If I use Adama, it will just say that

RuntimeError: Adam does not support sparse gradients, please consider SparseAdam instead

But when I use SparseAdam, it will give me following error

Traceback (most recent call last):
  File "D:/Pytorch-UNet/test.py", line 44, in <module>
    optimizer.step()
  File "D:\Anaconda3\envs\pytorch\lib\site-packages\torch\optim\lr_scheduler.py", line 67, in wrapper
    return wrapped(*args, **kwargs)
  File "D:\Anaconda3\envs\pytorch\lib\site-packages\torch\autograd\grad_mode.py", line 15, in decorate_context
    return func(*args, **kwargs)
  File "D:\Anaconda3\envs\pytorch\lib\site-packages\torch\optim\sparse_adam.py", line 87, in step
    old_exp_avg_values = exp_avg.sparse_mask(grad)._values()
RuntimeError: sparse tensors do not have is_contiguous

So I’m confused is SGD the only way to do sprase matrix update right now in Pytorch? If so, how/when should I use SparseAdam also?

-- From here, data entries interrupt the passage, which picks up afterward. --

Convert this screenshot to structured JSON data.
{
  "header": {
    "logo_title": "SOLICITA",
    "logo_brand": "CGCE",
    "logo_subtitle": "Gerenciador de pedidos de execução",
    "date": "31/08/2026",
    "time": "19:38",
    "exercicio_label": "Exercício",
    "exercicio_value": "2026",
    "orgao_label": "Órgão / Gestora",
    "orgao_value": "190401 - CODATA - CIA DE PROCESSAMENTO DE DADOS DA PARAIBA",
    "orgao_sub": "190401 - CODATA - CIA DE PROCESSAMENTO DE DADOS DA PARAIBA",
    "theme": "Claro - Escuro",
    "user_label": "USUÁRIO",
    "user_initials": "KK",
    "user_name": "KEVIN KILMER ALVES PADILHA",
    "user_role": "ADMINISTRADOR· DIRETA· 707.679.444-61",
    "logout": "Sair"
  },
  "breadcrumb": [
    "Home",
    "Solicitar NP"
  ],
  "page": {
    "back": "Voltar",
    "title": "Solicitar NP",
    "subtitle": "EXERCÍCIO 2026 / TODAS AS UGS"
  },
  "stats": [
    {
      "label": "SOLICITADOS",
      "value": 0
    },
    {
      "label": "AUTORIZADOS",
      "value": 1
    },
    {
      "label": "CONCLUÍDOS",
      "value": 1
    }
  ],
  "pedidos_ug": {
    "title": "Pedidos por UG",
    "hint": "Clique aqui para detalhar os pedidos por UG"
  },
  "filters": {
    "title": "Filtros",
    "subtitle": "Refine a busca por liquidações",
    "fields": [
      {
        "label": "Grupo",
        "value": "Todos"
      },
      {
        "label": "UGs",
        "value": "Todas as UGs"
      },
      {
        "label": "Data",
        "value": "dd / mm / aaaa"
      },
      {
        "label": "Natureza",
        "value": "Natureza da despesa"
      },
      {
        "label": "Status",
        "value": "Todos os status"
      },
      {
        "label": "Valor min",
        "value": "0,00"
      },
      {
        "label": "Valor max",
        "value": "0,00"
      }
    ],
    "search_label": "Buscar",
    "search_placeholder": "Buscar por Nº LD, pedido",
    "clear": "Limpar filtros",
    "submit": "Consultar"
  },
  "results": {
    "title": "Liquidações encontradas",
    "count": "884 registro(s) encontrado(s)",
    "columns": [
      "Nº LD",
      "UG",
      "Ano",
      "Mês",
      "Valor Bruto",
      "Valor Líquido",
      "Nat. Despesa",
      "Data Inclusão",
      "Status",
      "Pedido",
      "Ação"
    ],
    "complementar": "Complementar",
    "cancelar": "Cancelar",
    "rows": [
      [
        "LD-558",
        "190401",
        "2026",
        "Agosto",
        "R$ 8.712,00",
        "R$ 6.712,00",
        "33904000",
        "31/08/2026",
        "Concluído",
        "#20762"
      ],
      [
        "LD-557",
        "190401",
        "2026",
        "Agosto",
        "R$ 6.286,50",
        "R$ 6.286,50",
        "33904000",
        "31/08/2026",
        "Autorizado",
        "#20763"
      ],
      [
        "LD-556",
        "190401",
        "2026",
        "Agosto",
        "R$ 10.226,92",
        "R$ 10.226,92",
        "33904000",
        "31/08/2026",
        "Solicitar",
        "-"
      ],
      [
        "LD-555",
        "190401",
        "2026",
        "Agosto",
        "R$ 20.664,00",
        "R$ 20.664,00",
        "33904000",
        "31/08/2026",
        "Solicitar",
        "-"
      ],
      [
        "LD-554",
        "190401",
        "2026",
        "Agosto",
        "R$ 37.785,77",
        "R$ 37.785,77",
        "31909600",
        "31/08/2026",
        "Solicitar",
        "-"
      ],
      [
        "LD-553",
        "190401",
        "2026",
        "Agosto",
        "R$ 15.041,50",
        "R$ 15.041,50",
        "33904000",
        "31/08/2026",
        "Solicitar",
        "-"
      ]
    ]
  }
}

(2) At the very begining, there is only one position [10,10] in the sparse matirx has non-zero value 5, but once I call optimizer.step(), it will not directly update this value but generate another value with the same index. This why I also call .coalesce() at the end of each iteration. I’m not sure is it correct to call coalesce() here to get the updated results? Besides, is there any way I can avoid this duplication and directly update the value? Since in my real projection this sparce matrix still get many non-zero data, this duplication can cost much memory.